New Way Forward Act

Legislative history
- Introduced in the Senate as H.R. 5383 by Jesús "Chuy" García (D–IL) on December 10, 2019;

= New Way Forward Act =

US immigration reform legislation

The New Way Forward Act is a proposed legislation introduced in the U.S. Senate and House on December 10, 2019 by Chuy García. It proposes a broad restructuring of federal immigration enforcement law by reducing reliance on detention and criminal enforcement, narrowing deportation triggers tied to criminal conduct, and shifting more decision-making authority to immigration courts.

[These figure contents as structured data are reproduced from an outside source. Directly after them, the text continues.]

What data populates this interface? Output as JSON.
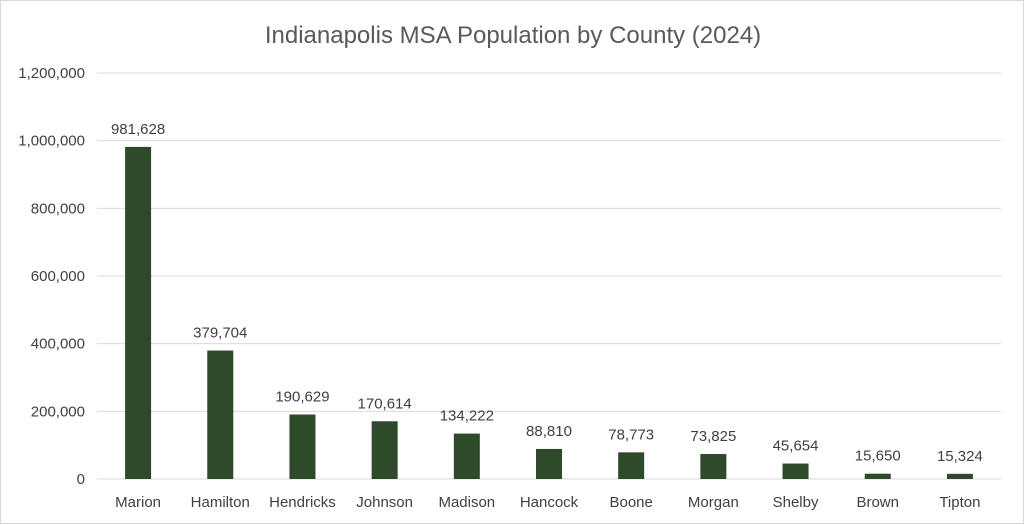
{
  "chart_data": {
    "type": "bar",
    "title": "Indianapolis MSA Population by County (2024)",
    "xlabel": "",
    "ylabel": "",
    "categories": [
      "Marion",
      "Hamilton",
      "Hendricks",
      "Johnson",
      "Madison",
      "Hancock",
      "Boone",
      "Morgan",
      "Shelby",
      "Brown",
      "Tipton"
    ],
    "values": [
      981628,
      379704,
      190629,
      170614,
      134222,
      88810,
      78773,
      73825,
      45654,
      15650,
      15324
    ],
    "data_labels": [
      "981,628",
      "379,704",
      "190,629",
      "170,614",
      "134,222",
      "88,810",
      "78,773",
      "73,825",
      "45,654",
      "15,650",
      "15,324"
    ],
    "ylim": [
      0,
      1200000
    ],
    "y_ticks": [
      0,
      200000,
      400000,
      600000,
      800000,
      1000000,
      1200000
    ],
    "y_tick_labels": [
      "0",
      "200,000",
      "400,000",
      "600,000",
      "800,000",
      "1,000,000",
      "1,200,000"
    ],
    "grid": true,
    "legend": "none",
    "bar_color": "#2e4a2a"
  }
}
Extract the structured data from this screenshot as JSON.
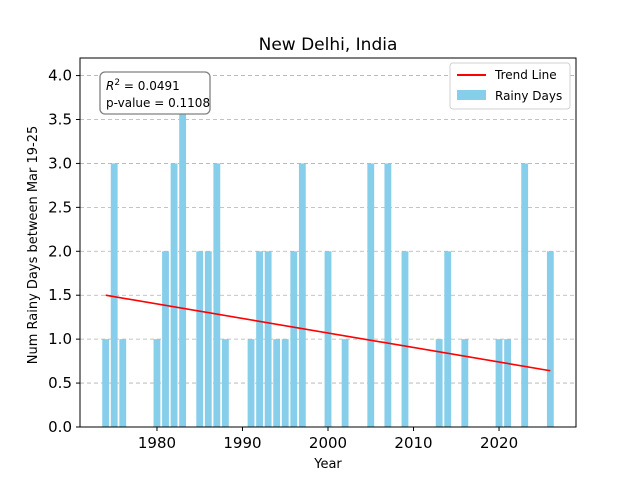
{
  "chart_data": {
    "type": "bar",
    "title": "New Delhi, India",
    "xlabel": "Year",
    "ylabel": "Num Rainy Days between Mar 19-25",
    "xlim": [
      1971,
      2029
    ],
    "ylim": [
      0,
      4.2
    ],
    "xticks": [
      1980,
      1990,
      2000,
      2010,
      2020
    ],
    "yticks": [
      0.0,
      0.5,
      1.0,
      1.5,
      2.0,
      2.5,
      3.0,
      3.5,
      4.0
    ],
    "ytick_labels": [
      "0.0",
      "0.5",
      "1.0",
      "1.5",
      "2.0",
      "2.5",
      "3.0",
      "3.5",
      "4.0"
    ],
    "grid": "y-dashed",
    "legend_position": "top-right",
    "series": [
      {
        "name": "Rainy Days",
        "kind": "bar",
        "color": "#87ceeb",
        "x": [
          1974,
          1975,
          1976,
          1980,
          1981,
          1982,
          1983,
          1985,
          1986,
          1987,
          1988,
          1991,
          1992,
          1993,
          1994,
          1995,
          1996,
          1997,
          2000,
          2002,
          2005,
          2007,
          2009,
          2013,
          2014,
          2016,
          2020,
          2021,
          2023,
          2026
        ],
        "values": [
          1,
          3,
          1,
          1,
          2,
          3,
          4,
          2,
          2,
          3,
          1,
          1,
          2,
          2,
          1,
          1,
          2,
          3,
          2,
          1,
          3,
          3,
          2,
          1,
          2,
          1,
          1,
          1,
          3,
          2
        ]
      },
      {
        "name": "Trend Line",
        "kind": "line",
        "color": "#ff0000",
        "x": [
          1974,
          2026
        ],
        "values": [
          1.5,
          0.64
        ]
      }
    ],
    "annotation": {
      "r2_label": "R",
      "r2_sup": "2",
      "r2_value": " = 0.0491",
      "pvalue": "p-value = 0.1108"
    }
  }
}
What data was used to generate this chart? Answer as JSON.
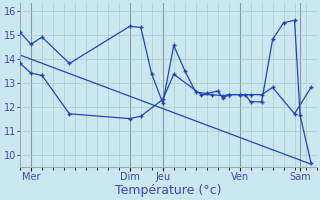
{
  "xlabel": "Température (°c)",
  "bg_color": "#cce8ef",
  "line_color": "#2244bb",
  "grid_color": "#aacccc",
  "tick_color": "#4444bb",
  "ylim": [
    9.5,
    16.3
  ],
  "xlim": [
    0,
    54
  ],
  "yticks": [
    10,
    11,
    12,
    13,
    14,
    15,
    16
  ],
  "day_tick_positions": [
    2,
    20,
    26,
    40,
    51
  ],
  "day_labels": [
    "Mer",
    "Dim",
    "Jeu",
    "Ven",
    "Sam"
  ],
  "vline_positions": [
    2,
    20,
    26,
    40,
    51
  ],
  "line1_x": [
    0,
    2,
    4,
    9,
    20,
    22,
    24,
    26,
    28,
    30,
    32,
    34,
    36,
    37,
    38,
    40,
    41,
    42,
    44,
    46,
    48,
    50,
    51,
    53
  ],
  "line1_y": [
    15.1,
    14.6,
    14.9,
    13.8,
    15.35,
    15.3,
    13.35,
    12.15,
    14.55,
    13.5,
    12.6,
    12.55,
    12.65,
    12.35,
    12.5,
    12.5,
    12.5,
    12.2,
    12.2,
    14.8,
    15.5,
    15.6,
    11.65,
    9.65
  ],
  "line2_x": [
    0,
    2,
    4,
    9,
    20,
    22,
    26,
    28,
    33,
    35,
    37,
    38,
    40,
    42,
    44,
    46,
    50,
    53
  ],
  "line2_y": [
    13.8,
    13.4,
    13.3,
    11.7,
    11.5,
    11.6,
    12.3,
    13.35,
    12.5,
    12.5,
    12.45,
    12.5,
    12.5,
    12.5,
    12.5,
    12.8,
    11.7,
    12.8
  ],
  "line3_x": [
    0,
    53
  ],
  "line3_y": [
    14.15,
    9.6
  ],
  "xlabel_fontsize": 9,
  "ytick_fontsize": 7,
  "xtick_fontsize": 7
}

The bill would repeal 8 U.S.C. §§ 1325 and 1326, decriminalizing unauthorized border crossings and reentry while keeping immigration violations as civil matters handled through deportation proceedings. It would expand immigration judges’ discretion to grant relief, including in cases involving individuals with criminal records. It also changes detention policy by eliminating mandatory detention in most cases, creating a presumption of release, and phasing out the use of private immigration detention facilities.

The bill would eliminate low-level drug offenses as grounds for deportation and require that qualifying criminal convictions carry a prison sentence of at least five years to serve as the basis for a removal order. It would also authorize immigration judges to decline to issue a deportation order on humanitarian grounds, including in cases involving immigrants with criminal convictions.

The bill was reintroduced in the 117th Congress in 2021.

== Background ==
The bill's supporters have introduced a bill roughly divided into seven parts.

- The bill aims to close private prisons or private detention centers for immigrants beginning three years after the bill's possible enactment.
- The Department of Homeland Security officials including Immigrations and Customs Enforcement (ICE) would be prohibited from using national origin, race, ethnicity, or fluency in English when interrogating immigrants.
- Redefines the categories of "serious crimes" which currently bar immigrants from qualifying for asylum. Only felonies with a jail sentence of at least five years would be prohibited from applying for asylum.
- Repeals or limits laws which limits the discretion immigration judges', instead allowing the immigration judge an exercise of discretion suitable in pursuit of humanitarian purposes, assuring family unity, or when it is in the public interest.
- There would be a prohibition on the involvement of state/local law enforcement involvement in the apprehension, investigation, transport, or detention of undocumented immigrants.
- Illegal border crossing would be enforced under civil rather than criminal law procedures.

== Reception ==

=== Support ===
The bill had 45 cosponsors in the 117th Congress, including Alexandria Ocasio-Cortez, Karen Bass, Ilhan Omar, and Pramila Jayapal.

- Raúl Grijalva (AZ-03)
- Nanette Barragán (CA-44)
- Karen Bass (CA-37)
- Tony Cárdenas (CA-29)
- Judy Chu (CA-27)
- Lou Correa (CA-46)
- Mark DeSaulnier (CA-11)
- Jimmy Gomez (CA-34)
- Barbara Lee (CA-13)
- Ted Lieu (CA-33)
- Alan Lowenthal (CA-47)
- Grace Napolitano (CA-32)
- Mark Takano (CA-41)
- Juan Vargas (CA-51)
- Eleanor Holmes Norton (DC-AL)
- Hank Johnson (GA-04)
- Nikema Williams (GA-05)
- Michael San Nicolas (GU-AL)
- Danny K. Davis (IL-07)
- Marie Newman (IL-03)
- Mike Quigley (IL-05)
- Bobby Rush (IL-01)
- Jan Schakowsky (IL-09)
- Jim McGovern (MA-02)
- Ayanna Pressley (MA-07)
- Rashida Tlaib (MI-13)
- Betty McCollum (MN-04)
- Ilhan Omar (MN-05)
- Cori Bush (MO-01)
- Bonnie Watson Coleman (NJ-12)
- Jamaal Bowman (NY-16)
- Yvette Clarke (NY-09)
- Adriano Espaillat (NY-13)
- Mondaire Jones (NY-17)
- Gregory Meeks (NY-05)
- Grace Meng (NY-06)
- Alexandria Ocasio-Cortez (NY-14)
- Ritchie Torres (NY-15)
- Nydia Velázquez (NY-07)
- Earl Blumenauer (OR-03)
- Veronica Escobar (TX-16)
- Sylvia Garcia (TX-29)
- Sheila Jackson Lee (TX-18)
- Pramila Jayapal (WA-07)
- Mark Pocan (WI-02)

The bill has also received support from over 145 advocacy organizations and community representatives.

=== Opposition ===
The bill has received strong opposition from the Republican Party on claims that it would increase crime and weaken the country. The bill would remove low-level drug crimes as deportable offenses and would require that certain criminal convictions come with a prison sentence of at least five years.